LE COSE CHE NON TI HO DETTO

Chissà quante cose non mi ricordo dei troppo pochi giorni a NYC, nel 2013. Chissà quanti angoli non ritrovo, nemmeno con le mappe di carta (sempre con me), i miei cuoricini sulla Lonely e nelle mie 1.203 fotografie digitali. Chissà i dettagli, anche sentimentali, che sono andati nella foschia della mente: verranno fuori, all’improvviso, chissà quando e spinti da chissà cosa, magari un libro o un film. Un esempio casuale: nel Museo Archeologico di Cividale (Recall Friul), tra gli splendidi gioielli bizantini ce n’è uno proveniente dalla necropoli di Castel Trosino (Ascoli Piceno).
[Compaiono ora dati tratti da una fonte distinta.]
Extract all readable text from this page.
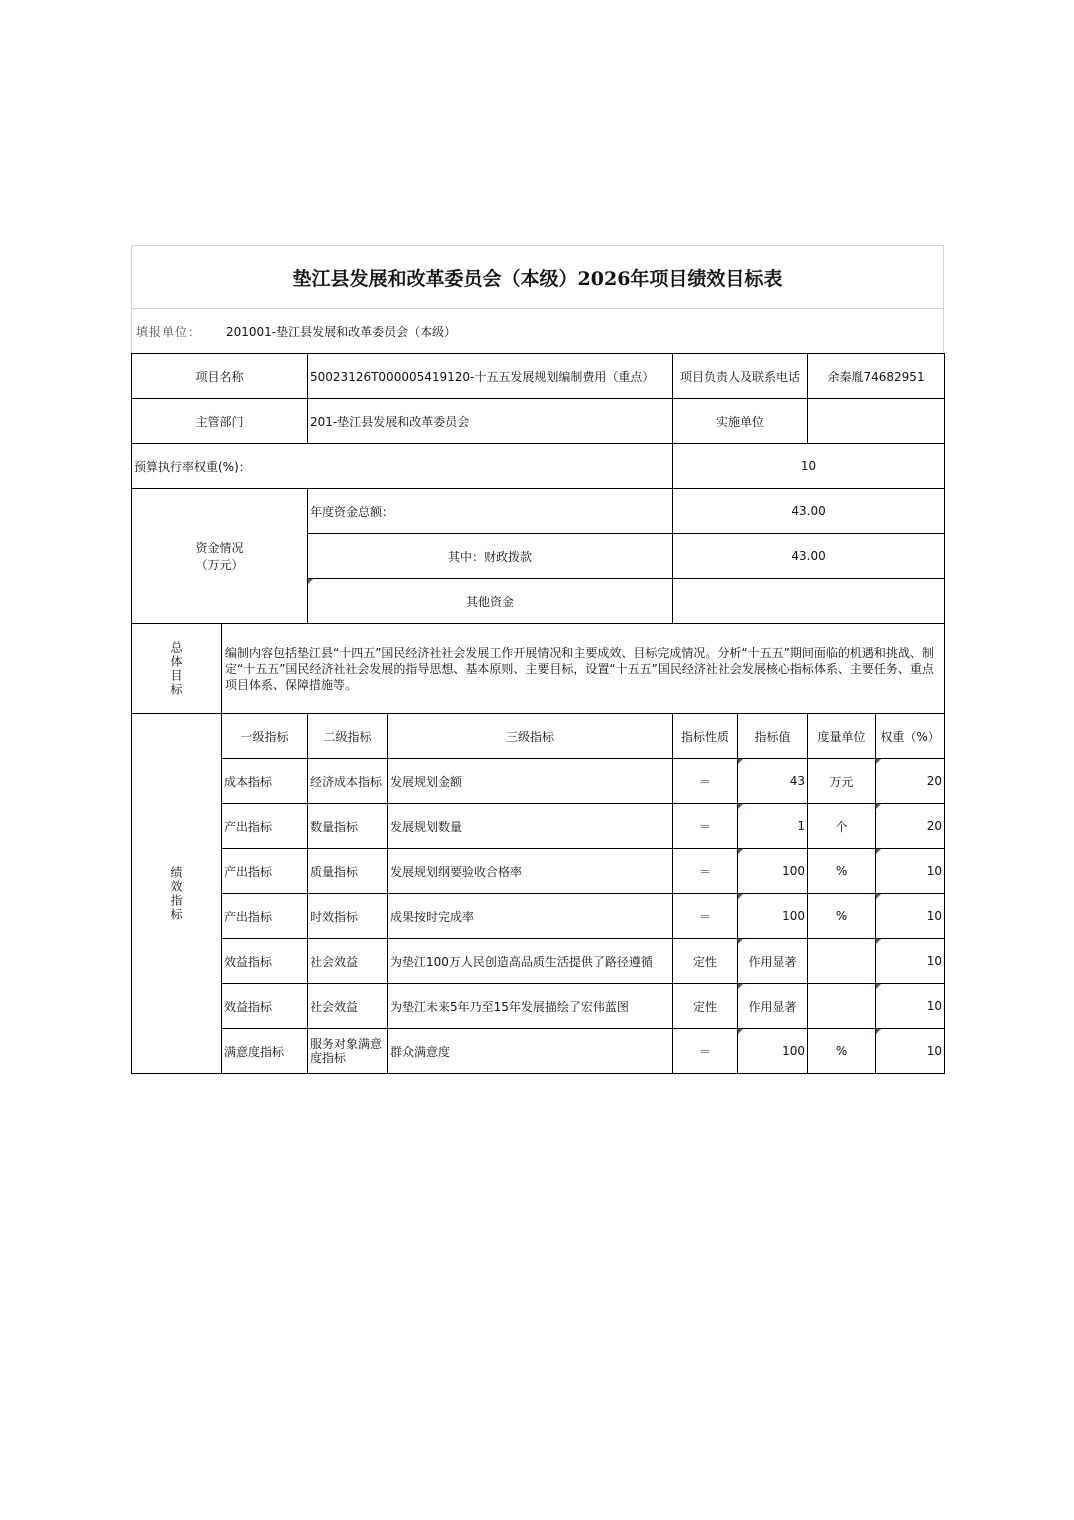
垫江县发展和改革委员会（本级）2026年项目绩效目标表
填报单位：	201001-垫江县发展和改革委员会（本级）
项目名称		50023126T000005419120-十五五发展规划编制费用（重点）		项目负责人及联系电话		余秦胤74682951	
主管部门		201-垫江县发展和改革委员会		实施单位			
预算执行率权重(%)：				10			
资金情况
（万元）		年度资金总额：		43.00			
		其中：财政拨款		43.00			
		其他资金					

总体目标	编制内容包括垫江县“十四五”国民经济社社会发展工作开展情况和主要成效、目标完成情况。分析“十五五”期间面临的机遇和挑战、制定“十五五”国民经济社社会发展的指导思想、基本原则、主要目标，设置“十五五”国民经济社社会发展核心指标体系、主要任务、重点项目体系、保障措施等。						

绩效指标	一级指标	二级指标	三级指标	指标性质	指标值	度量单位	权重（%）
	成本指标	经济成本指标	发展规划金额	＝	43	万元	20
	产出指标	数量指标	发展规划数量	＝	1	个	20
	产出指标	质量指标	发展规划纲要验收合格率	＝	100	%	10
	产出指标	时效指标	成果按时完成率	＝	100	%	10
	效益指标	社会效益	为垫江100万人民创造高品质生活提供了路径遵循	定性	作用显著		10
	效益指标	社会效益	为垫江未来5年乃至15年发展描绘了宏伟蓝图	定性	作用显著		10
	满意度指标	服务对象满意度指标	群众满意度	＝	100	%	10
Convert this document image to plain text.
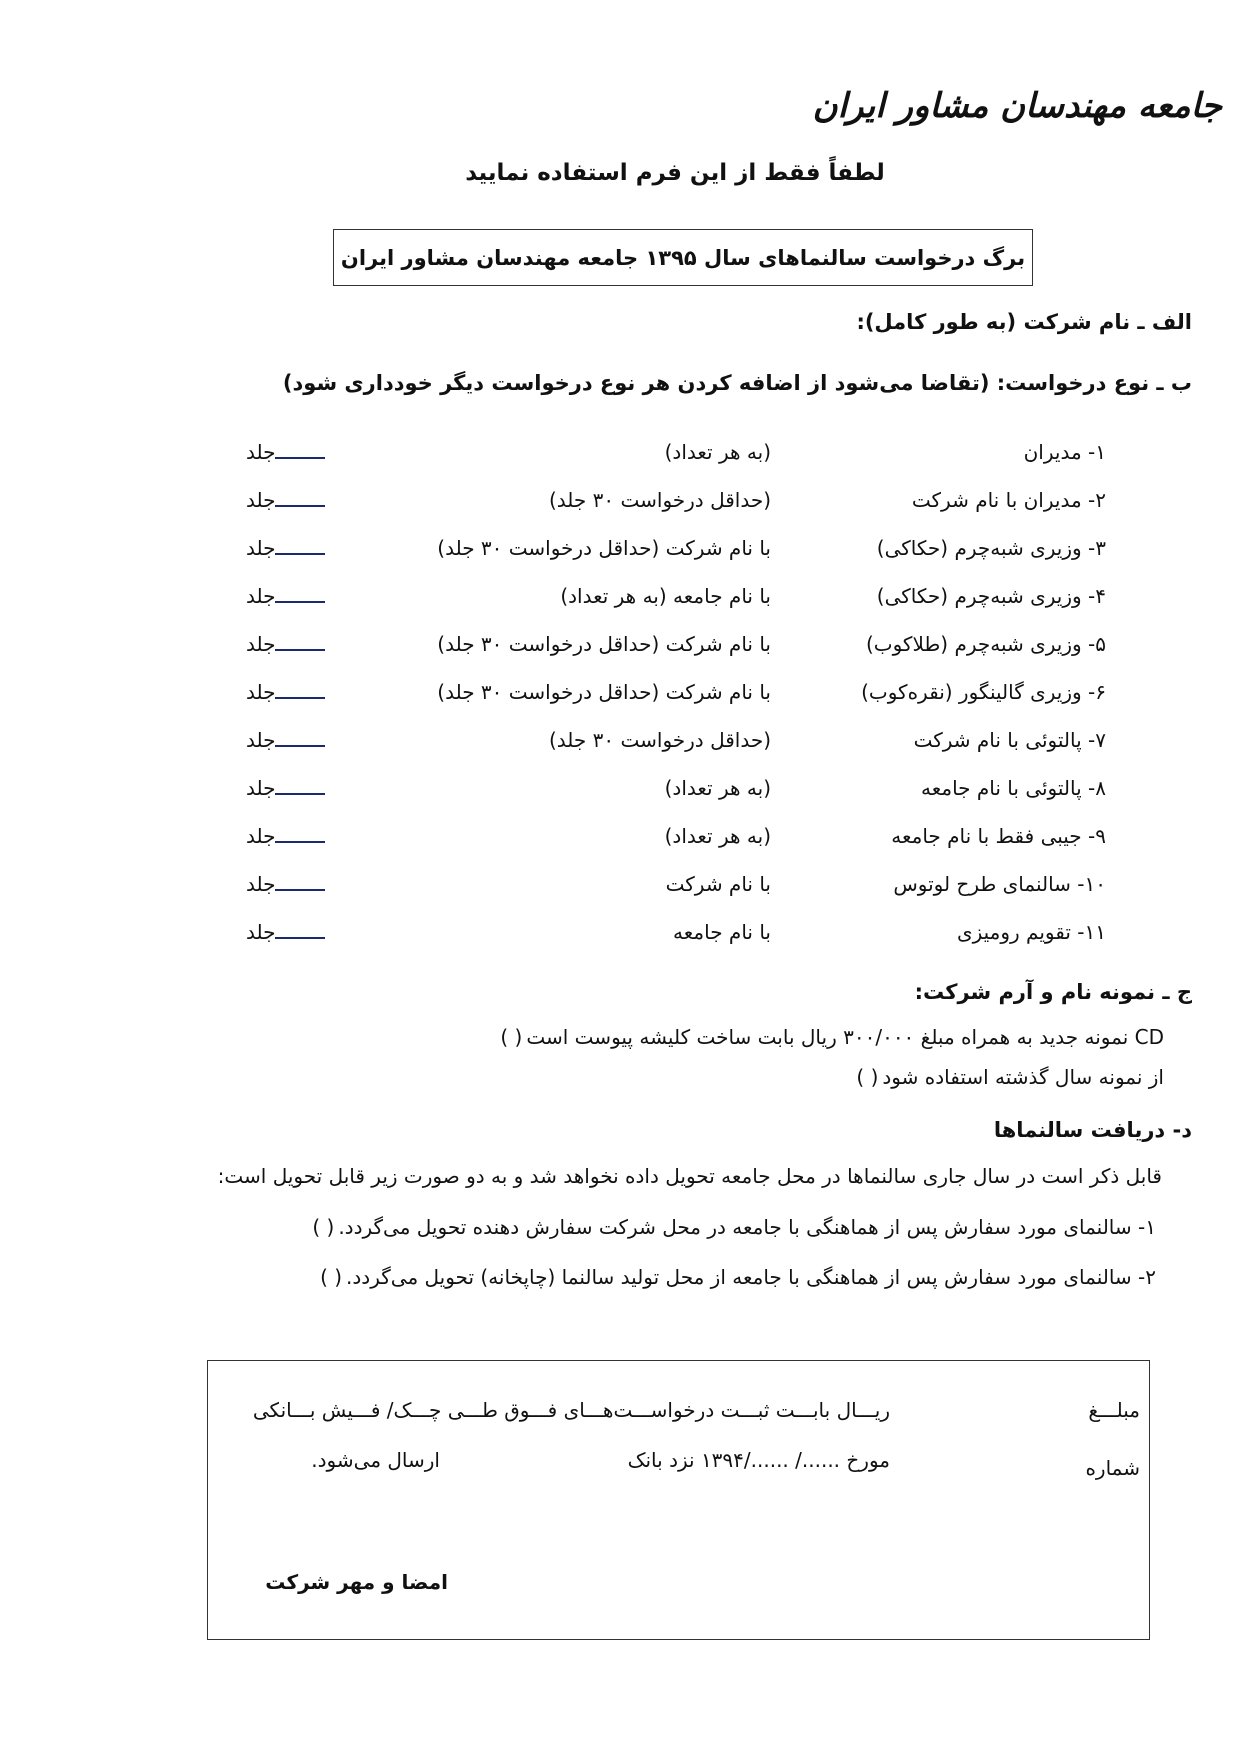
جامعه مهندسان مشاور ایران
لطفاً فقط از این فرم استفاده نمایید
برگ درخواست سالنماهای سال ۱۳۹۵ جامعه مهندسان مشاور ایران
الف ـ نام شرکت (به طور کامل):
ب ـ نوع درخواست: (تقاضا می‌شود از اضافه کردن هر نوع درخواست دیگر خودداری شود)
۱- مدیران
(به هر تعداد)
جلد
۲- مدیران با نام شرکت
(حداقل درخواست ۳۰ جلد)
جلد
۳- وزیری شبه‌چرم (حکاکی)
با نام شرکت (حداقل درخواست ۳۰ جلد)
جلد
۴- وزیری شبه‌چرم (حکاکی)
با نام جامعه (به هر تعداد)
جلد
۵- وزیری شبه‌چرم (طلاکوب)
با نام شرکت (حداقل درخواست ۳۰ جلد)
جلد
۶- وزیری گالینگور (نقره‌کوب)
با نام شرکت (حداقل درخواست ۳۰ جلد)
جلد
۷- پالتوئی با نام شرکت
(حداقل درخواست ۳۰ جلد)
جلد
۸- پالتوئی با نام جامعه
(به هر تعداد)
جلد
۹- جیبی فقط با نام جامعه
(به هر تعداد)
جلد
۱۰- سالنمای طرح لوتوس
با نام شرکت
جلد
۱۱- تقویم رومیزی
با نام جامعه
جلد
ج ـ نمونه نام و آرم شرکت:
CD نمونه جدید به همراه مبلغ ۳۰۰/۰۰۰ ریال بابت ساخت کلیشه پیوست است( )
از نمونه سال گذشته استفاده شود( )
د- دریافت سالنماها
قابل ذکر است در سال جاری سالنماها در محل جامعه تحویل داده نخواهد شد و به دو صورت زیر قابل تحویل است:
۱- سالنمای مورد سفارش پس از هماهنگی با جامعه در محل شرکت سفارش دهنده تحویل می‌گردد.( )
۲- سالنمای مورد سفارش پس از هماهنگی با جامعه از محل تولید سالنما (چاپخانه) تحویل می‌گردد.( )
مبلـــغ
ریـــال بابـــت ثبـــت درخواســـت‌هـــای فـــوق طـــی چـــک/ فـــیش بـــانکی
شماره
مورخ ....../ ....../۱۳۹۴ نزد بانک
ارسال می‌شود.
امضا و مهر شرکت
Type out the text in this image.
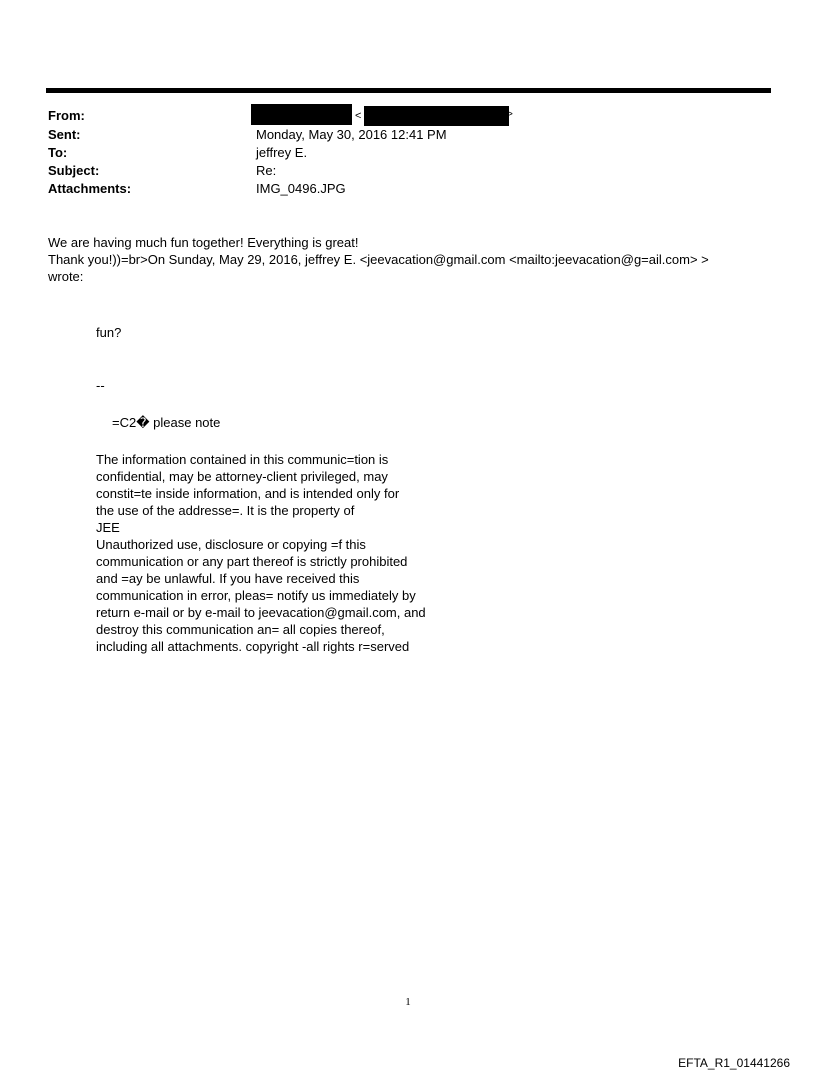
From:	<	>
Sent:	Monday, May 30, 2016 12:41 PM
To:	jeffrey E.
Subject:	Re:
Attachments:	IMG_0496.JPG
We are having much fun together! Everything is great!
Thank you!))=br>On Sunday, May 29, 2016, jeffrey E. <jeevacation@gmail.com <mailto:jeevacation@g=ail.com> >
wrote:
fun?
--
=C2� please note
The information contained in this communic=tion is
confidential, may be attorney-client privileged, may
constit=te inside information, and is intended only for
the use of the addresse=. It is the property of
JEE
Unauthorized use, disclosure or copying =f this
communication or any part thereof is strictly prohibited
and =ay be unlawful. If you have received this
communication in error, pleas= notify us immediately by
return e-mail or by e-mail to jeevacation@gmail.com, and
destroy this communication an= all copies thereof,
including all attachments. copyright -all rights r=served
1
EFTA_R1_01441266
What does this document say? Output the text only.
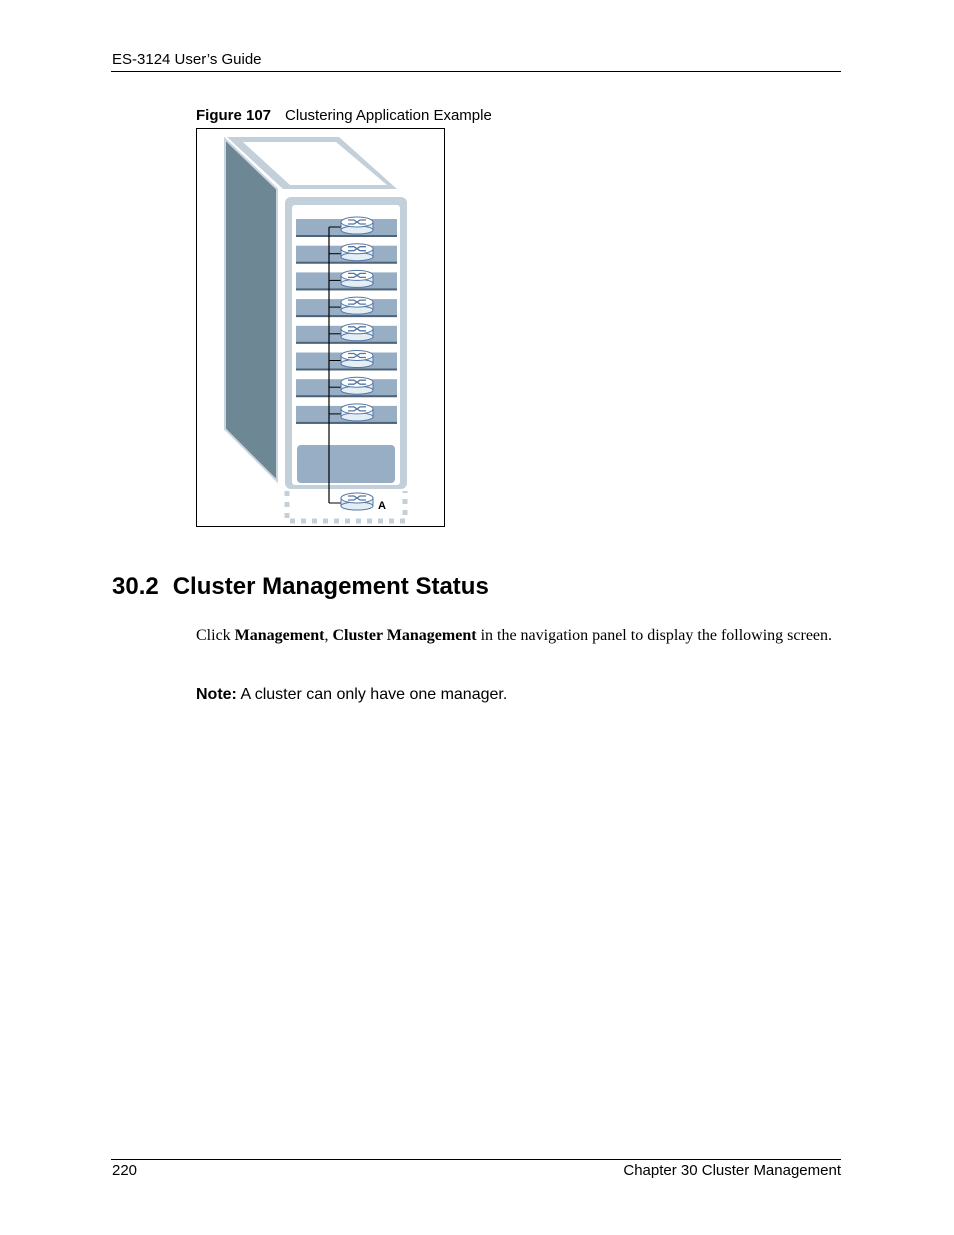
ES-3124 User’s Guide
Figure 107 Clustering Application Example
A
30.2 Cluster Management Status
Click Management, Cluster Management in the navigation panel to display the following screen.
Note: A cluster can only have one manager.
220	Chapter 30 Cluster Management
Aspettandomi che l’Archeologico Nazionale delle Marche abbia la più parte dei ritrovamenti di Castel Trosino scopro che NO: sono dispersi in ogni dove, incluso il MOMA di NYC. Great. E, forse, tra le mille ragioni per passare almeno 9 settimane e ½ nella Grande Mela c’è anche questa: che molte delle cose belle del mondo intero, le potete vedere lì.